Der Innenausschuss des Landtags ist den Experten mehrheitlich allerdings nicht gefolgt. Im Anschluss an die Expertenanhörung fasste der Ausschuss gegen die Stimmen der Opposition den Beschluss, dem Plenum zu empfehlen dem Gesetzentwurf zuzustimmen. Das teilte der Ausschussvorsitzende Ulli Hockenberger mit. SPD und FDP hatten in der nicht öffentlichen Beratung über den Gesetzentwurf gefordert, die Beschlussfassung angesichts der vorgetragenen Bedenken zu verschieben und den Gesetzentwurf zunächst gründlich zu überprüfen. Die SPD-Fraktion hatte auch einen entsprechenden Antrag gestellt, den das Gremium jedoch mehrheitlich abgelehnt hat.

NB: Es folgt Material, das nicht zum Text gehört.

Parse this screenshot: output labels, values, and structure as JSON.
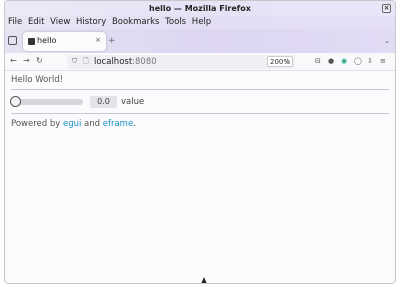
{
  "window": {
    "title": "hello — Mozilla Firefox",
    "close_glyph": "×"
  },
  "menu": [
    "File",
    "Edit",
    "View",
    "History",
    "Bookmarks",
    "Tools",
    "Help"
  ],
  "tab": {
    "title": "hello",
    "close_glyph": "×",
    "new_tab_glyph": "+",
    "list_all_glyph": "⌄"
  },
  "nav": {
    "back_glyph": "←",
    "forward_glyph": "→",
    "reload_glyph": "↻",
    "url_host": "localhost",
    "url_port": ":8080",
    "zoom": "200%",
    "star_glyph": "☆"
  },
  "toolbar_icons": [
    {
      "name": "pocket-icon",
      "glyph": "⊟"
    },
    {
      "name": "github-icon",
      "glyph": "●"
    },
    {
      "name": "extension-icon",
      "glyph": "◉"
    },
    {
      "name": "account-icon",
      "glyph": "◯"
    },
    {
      "name": "downloads-icon",
      "glyph": "⇩"
    },
    {
      "name": "menu-icon",
      "glyph": "≡"
    }
  ],
  "app": {
    "heading": "Hello World!",
    "slider": {
      "value": 0.0,
      "display": "0.0",
      "label": "value"
    },
    "footer": {
      "prefix": "Powered by ",
      "link1": "egui",
      "middle": " and ",
      "link2": "eframe",
      "suffix": "."
    }
  },
  "colors": {
    "link": "#1a8ec4",
    "titlebar_tint": "#e7e2f6"
  }
}
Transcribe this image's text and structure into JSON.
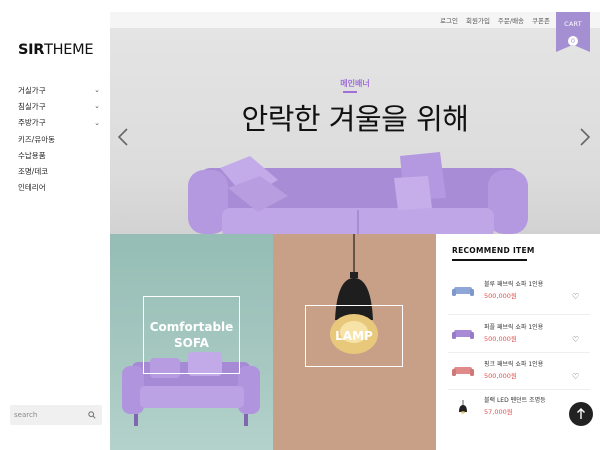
{
  "brand": {
    "logo_bold": "SIR",
    "logo_rest": "THEME"
  },
  "sidebar": {
    "items": [
      {
        "label": "거실가구",
        "has_submenu": true
      },
      {
        "label": "침실가구",
        "has_submenu": true
      },
      {
        "label": "주방가구",
        "has_submenu": true
      },
      {
        "label": "키즈/유아동",
        "has_submenu": false
      },
      {
        "label": "수납용품",
        "has_submenu": false
      },
      {
        "label": "조명/데코",
        "has_submenu": false
      },
      {
        "label": "인테리어",
        "has_submenu": false
      }
    ],
    "search_placeholder": "search"
  },
  "topbar": {
    "links": [
      "로그인",
      "회원가입",
      "주문/배송",
      "쿠폰존"
    ],
    "cart_label": "CART",
    "cart_count": "0"
  },
  "hero": {
    "subtitle": "메인배너",
    "title": "안락한 겨울을 위해"
  },
  "tiles": {
    "sofa_line1": "Comfortable",
    "sofa_line2": "SOFA",
    "lamp_label": "LAMP"
  },
  "recommend": {
    "title": "RECOMMEND ITEM",
    "items": [
      {
        "name": "블루 패브릭 쇼파 1인용",
        "price": "500,000원",
        "thumb_icon": "blue-sofa-icon",
        "color": "#8fa6d8"
      },
      {
        "name": "퍼플 패브릭 쇼파 1인용",
        "price": "500,000원",
        "thumb_icon": "purple-sofa-icon",
        "color": "#a98ad6"
      },
      {
        "name": "핑크 패브릭 쇼파 1인용",
        "price": "500,000원",
        "thumb_icon": "pink-sofa-icon",
        "color": "#e08a8a"
      },
      {
        "name": "블랙 LED 펜던트 조명등",
        "price": "57,000원",
        "thumb_icon": "pendant-lamp-icon",
        "color": "#222222"
      }
    ]
  },
  "colors": {
    "accent": "#a48fd3",
    "price": "#e05050",
    "sofa_purple": "#b49ae0",
    "tile_teal": "#9fc4bc",
    "tile_tan": "#c8a088"
  }
}
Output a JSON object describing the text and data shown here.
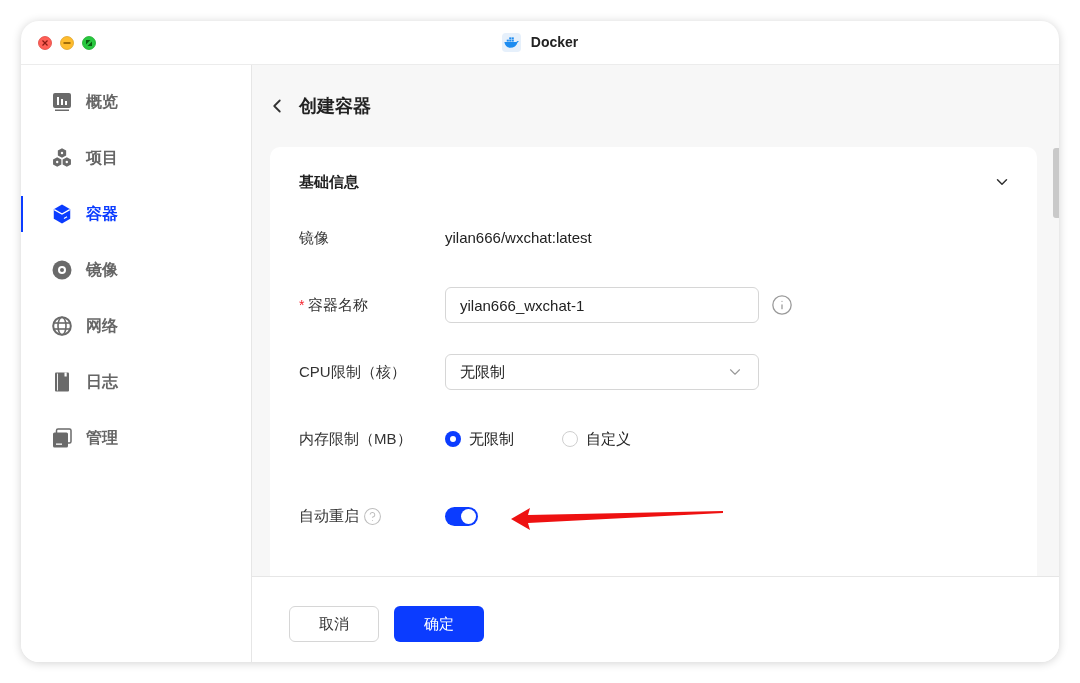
{
  "window": {
    "title": "Docker"
  },
  "sidebar": {
    "items": [
      {
        "label": "概览",
        "selected": false
      },
      {
        "label": "项目",
        "selected": false
      },
      {
        "label": "容器",
        "selected": true
      },
      {
        "label": "镜像",
        "selected": false
      },
      {
        "label": "网络",
        "selected": false
      },
      {
        "label": "日志",
        "selected": false
      },
      {
        "label": "管理",
        "selected": false
      }
    ]
  },
  "page": {
    "title": "创建容器"
  },
  "section": {
    "title": "基础信息",
    "expanded": true,
    "fields": [
      {
        "kind": "text",
        "label": "镜像",
        "value": "yilan666/wxchat:latest"
      },
      {
        "kind": "input",
        "label": "容器名称",
        "required_mark": "*",
        "value": "yilan666_wxchat-1"
      },
      {
        "kind": "select",
        "label": "CPU限制（核）",
        "value": "无限制"
      },
      {
        "kind": "radio",
        "label": "内存限制（MB）",
        "options": [
          {
            "label": "无限制",
            "selected": true
          },
          {
            "label": "自定义",
            "selected": false
          }
        ]
      },
      {
        "kind": "toggle",
        "label": "自动重启",
        "on": true
      }
    ]
  },
  "buttons": [
    {
      "kind": "secondary",
      "label": "取消"
    },
    {
      "kind": "primary",
      "label": "确定"
    }
  ]
}
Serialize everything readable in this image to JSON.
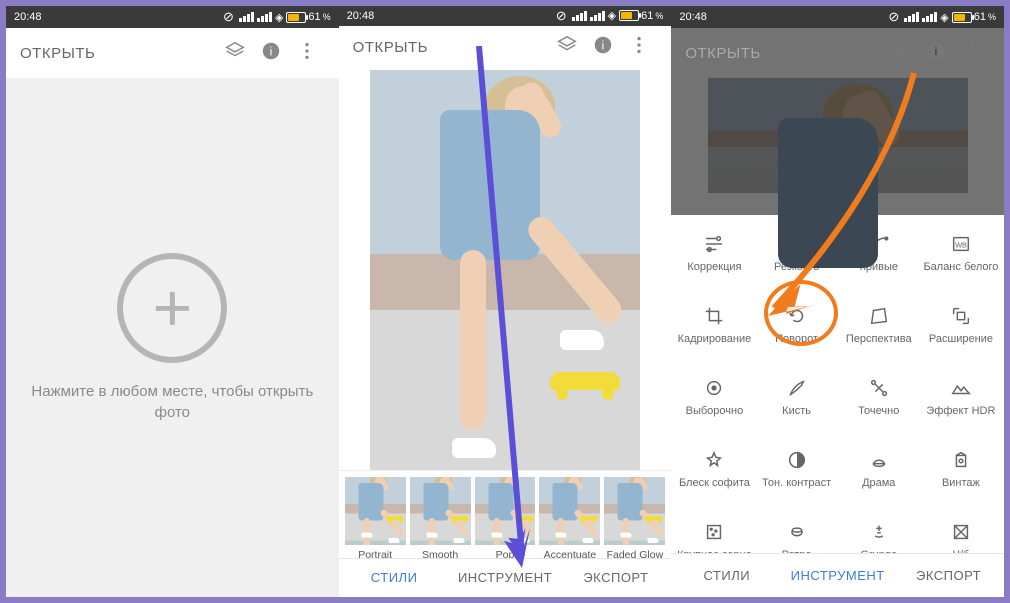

Die CDU-Fraktion hatte laut Hockenberger erklärt, viele dieser Erkenntnisse seien schon vor Wochen vorgetragen worden. Die Anhörung habe keine Neuigkeiten gebracht. Die Oppositionsfraktionen haben nun  angekündigt, bei der nächsten Beratung im Plenum eine Vielzahl von Änderungsanträgen einzubringen.

Für die FDP-Fraktion sagte Nico Weinmann:  „Die Sachverständigen haben erhebliche praktische wie rechtliche Bedenken geäußert und diesem Gesetzentwurf ein ganz schlechtes Zeugnis ausgestellt. Unter keinen Umständen sollte dieser vor der Sommerpause unverändert beschlossen werden. Dafür ist der Änderungsbedarf schlicht zu immens, die rechtliche Unsicherheit zu groß.“ Den potenziellen Notfallpatienten sei nicht damit gedient, „wenn auch die Neufassung des Rettungsdienstgesetzes vor Gericht einkassiert wird oder aufgrund von unbestimmten Rechtsbegriffen Unsicherheit herrscht“.